Grampa Ray leaned forward. “To join United Sentients, or whatever we call this thing, you have to have a single government on your world. There are a few other things, and the list seems to grow every month, but one united government is something we have all agreed on.”

“And,” Kris, Penny, and Jack said.

“The industrial dukedoms are threatening to withdraw from Texarkana’s central government and start their own.”

“And how is that any skin off your nose, Grampa?” Kris said. “If they want to mess around, let them mess to their hearts’ content. When they get it straightened out, they can join then.”

“John Austin Travis is Texarkana’s representative to the Constitutional Convention at Pitts Hope. He’s also the leader of the party that supports my position in the congress. If he gets tossed out of the convention, my faction could dissolve in a leadership fight, and the pending constitution I support may get amended into something I’d never support.”

“Hold it,” Kris said, coming half out of her seat. “I thought you weren’t taking a position on the constitution. What happened to letting the founding fathers give the people they represent the government they want?”

“He saw what some of the founding fathers and mothers wanted,” Honovi growled.

Kris sat back down. “Is it that bad?”

“It’s real bad,” Honovi said.

“I let them yammer on too long with no leadership.”

“He could have had exactly what he wanted a year ago if he’d just said the word,” Kris’s brother said. “But no, he had to do his ‘sit on the porch on Wardhaven and let them find their own way.’ You give some people enough time, and they’ll find all kinds of new ways to stab you in the back and get someone else’s fingerprints on the knife.”

“You weren’t this cynical the last time I saw you,” Kris told her brother.

“I hadn’t spent a year representing Wardhaven on Pitts Hope,” he answered.

Honovi had always been the big brother, ahead of her, confident, able to do just about anything. There had been times when Kris just about worshipped him. He’d even tried to keep her from climbing into a bottle after Eddy died. Now, for the first time, the idealistic optimist wasn’t there when she looked at him. And Grampa Ray had excluded him from the Iteeche plea for help. Maybe the king would bring him in later, but the ground was moving under Kris’s feet, and she wasn’t sure it would ever be quite the same again.

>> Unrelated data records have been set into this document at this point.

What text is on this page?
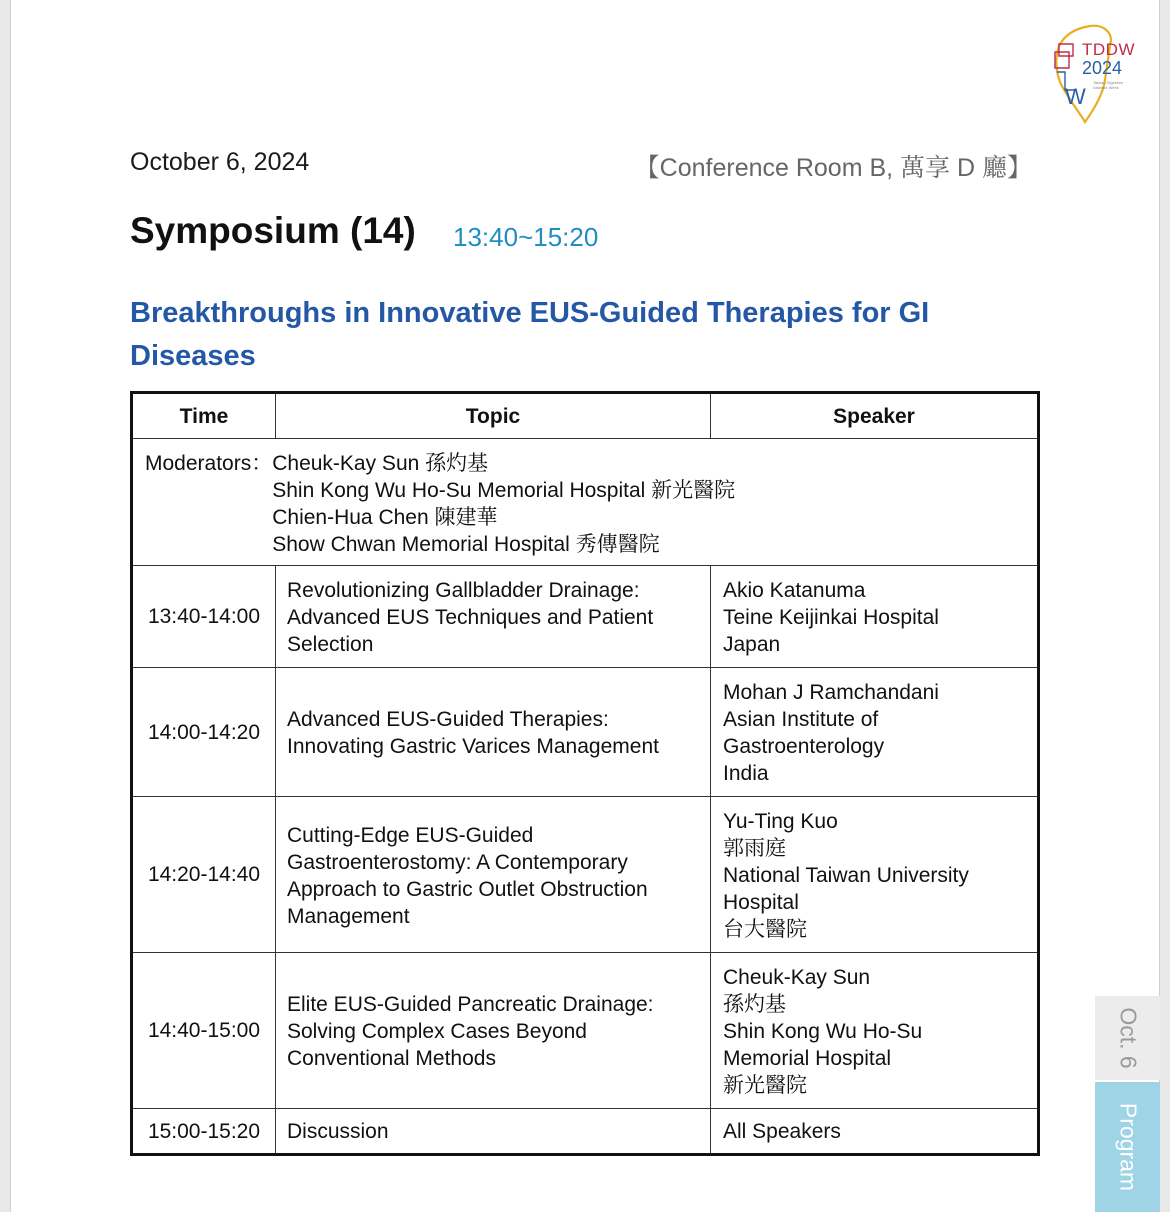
W
TDDW
2024
Taiwan Digestive Disease Week
October 6, 2024	【Conference Room B, 萬享 D 廳】
Symposium (14) 13:40~15:20
Breakthroughs in Innovative EUS-Guided Therapies for GI Diseases
Time	Topic	Speaker

Moderators： Cheuk-Kay Sun 孫灼基
Shin Kong Wu Ho-Su Memorial Hospital 新光醫院
Chien-Hua Chen 陳建華
Show Chwan Memorial Hospital 秀傳醫院		

13:40-14:00	Revolutionizing Gallbladder Drainage:
Advanced EUS Techniques and Patient
Selection	Akio Katanuma
Teine Keijinkai Hospital
Japan

14:00-14:20	Advanced EUS-Guided Therapies:
Innovating Gastric Varices Management	Mohan J Ramchandani
Asian Institute of
Gastroenterology
India

14:20-14:40	Cutting-Edge EUS-Guided
Gastroenterostomy: A Contemporary
Approach to Gastric Outlet Obstruction
Management	Yu-Ting Kuo
郭雨庭
National Taiwan University
Hospital
台大醫院

14:40-15:00	Elite EUS-Guided Pancreatic Drainage:
Solving Complex Cases Beyond
Conventional Methods	Cheuk-Kay Sun
孫灼基
Shin Kong Wu Ho-Su
Memorial Hospital
新光醫院

15:00-15:20	Discussion	All Speakers
Oct. 6
Program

Kris considered asking Honovi for a full report on what was coming down on Pitts Hope, then decided she’d be hap pier not knowing. “What do you plan to do?” she asked.

“I’m going to Pitts Hope,” King Raymond said.

“Thank God,” Honovi said. Apparently, he left a lot unsaid, as the king frowned at him.

“I’m glad you’re going, Ray,” Trouble said. So her brother had an ally.

“But it won’t do me a damn bit of good if Texarkana blows up,” the king said, eyeing Kris.

“If I tackle Texarkana, will you see about the Iteeche problem while you’re at Pitts Hope?” Kris said, nodding toward the lounge.

“I’ll put out feelers on the matter,” King Raymond said.

Which left Kris wondering what that meant.

“If the king is going to Pitts Hope,” Colonel Cortez said, “who will take care of the Iteeche? Have I missed something? I thought we’d leave them here on Wardhaven under the king’s protection.”

“That was what I assumed,” Kris said, “but it doesn’t look like that’s an option.”

“No, it’s not,” the king said, leaving no doubt about that.

“Are we going to keep them with us?” Penny asked.

“It looks that way,” Kris said.

“Your crew knows about them,” Trouble said. “I think it best that you take the Wasp, crew, Iteeche, and all with you to Texarkana. You’ve got to keep them out of the media.”

“I’ll do my best,” Kris said. “Your Highness, is there anything else I need to know about Texarkana?”

“Just don’t start a war. Don’t let the word about the Iteeche leak out, and don’t lose me the leader of my coalition,” the king said. “That ought to just about do it.”

“Right,” Grampa Trouble said. “You’re a Longknife. It should be a piece of cake.”